Чего она боялась? У нас не было средств. Отец иногда много проигрывал. Карточный долг в офицерском собрании должен быть уплачен в течение двадцати четырёх часов – иначе позор, и для спасения чести полка – самоубийство. Мать знала, что отец сделает именно это. Она жила с этим страшным ожиданием конца, оно было её спутником и собеседником каждую ночь. От него она бегала по комнатам, собиралась со мною скрыться из дома. В полночь она смотрела в тёмные окна, шепча: «Только б он вернулся! Только б узнать, что с е г о д н я ничего не случилось!» И, падая на колени, она кричала иконе: «Не дай погибнуть». И снова кидалась к окнам, смотрела в темноту, прижимая лицо к стеклу. За окном постепенно редела безответная ночь.
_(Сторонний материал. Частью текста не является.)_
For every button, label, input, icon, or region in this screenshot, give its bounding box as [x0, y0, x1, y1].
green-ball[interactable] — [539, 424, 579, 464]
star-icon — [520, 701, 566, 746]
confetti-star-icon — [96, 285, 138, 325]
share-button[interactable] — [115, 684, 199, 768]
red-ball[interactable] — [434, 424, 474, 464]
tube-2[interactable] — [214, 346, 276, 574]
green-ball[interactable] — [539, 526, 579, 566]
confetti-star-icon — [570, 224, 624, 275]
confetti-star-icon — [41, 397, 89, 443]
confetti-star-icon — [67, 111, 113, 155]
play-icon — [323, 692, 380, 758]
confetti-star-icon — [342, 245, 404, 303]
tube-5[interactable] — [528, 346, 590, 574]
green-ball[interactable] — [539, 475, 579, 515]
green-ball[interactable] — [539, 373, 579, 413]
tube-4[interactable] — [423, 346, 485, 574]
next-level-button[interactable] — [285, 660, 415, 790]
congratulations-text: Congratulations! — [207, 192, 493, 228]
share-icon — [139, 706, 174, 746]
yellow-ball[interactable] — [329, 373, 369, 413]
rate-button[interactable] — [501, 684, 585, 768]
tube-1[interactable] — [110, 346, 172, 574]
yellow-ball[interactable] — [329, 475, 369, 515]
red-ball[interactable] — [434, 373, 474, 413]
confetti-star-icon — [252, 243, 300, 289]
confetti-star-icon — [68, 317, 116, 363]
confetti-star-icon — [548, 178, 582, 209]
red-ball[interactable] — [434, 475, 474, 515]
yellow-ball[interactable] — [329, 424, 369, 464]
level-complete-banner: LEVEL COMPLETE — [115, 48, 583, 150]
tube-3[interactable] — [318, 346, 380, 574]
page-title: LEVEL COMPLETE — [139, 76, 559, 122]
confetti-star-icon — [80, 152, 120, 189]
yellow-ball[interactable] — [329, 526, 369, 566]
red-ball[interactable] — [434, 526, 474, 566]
– Боже, Боже! за что Ты меня оставляешь? Почему не пожалеешь?..
Время шло. Смирение снова сменялось отчаянием, и она кричала, глядя на икону:
– Не хочешь помочь, так пошли мне смерть! Сейчас, сию минуту! Могу я хоть это выпросить у Тебя? – И она била себя кулаком в грудь, ожидая ответа.
И снова кидалась ко мне.
– Я посижу с тобою, Саша! – говорила она беззвучно, совсем обессиленная. – Мне стало страшно-страшно одной сегодня!
Я обнимала её. Она прижималась ко мне, ища защиты, покорно, как дитя. Я говорила ей бессвязные ласковые слова.
Так проводили мы ночи: летние, зимние ночи с ветром, ночи с луной, ночи с грозой и бурей. Я тогда полюбила луну. Она была единственный мой собеседник. Ей я открывала всё, объясняла то, что бывало днём, чего она не могла видеть. Луна, для меня, была то серебряная, то золотая, то розовая, то светло-лиловая, то сиреневая, то голубая. Она меняла, для меня, форму и цвет. Я смотрела на неё, и она меня успокаивала. Она помогала мне не плакать. Она учила меня притворяться.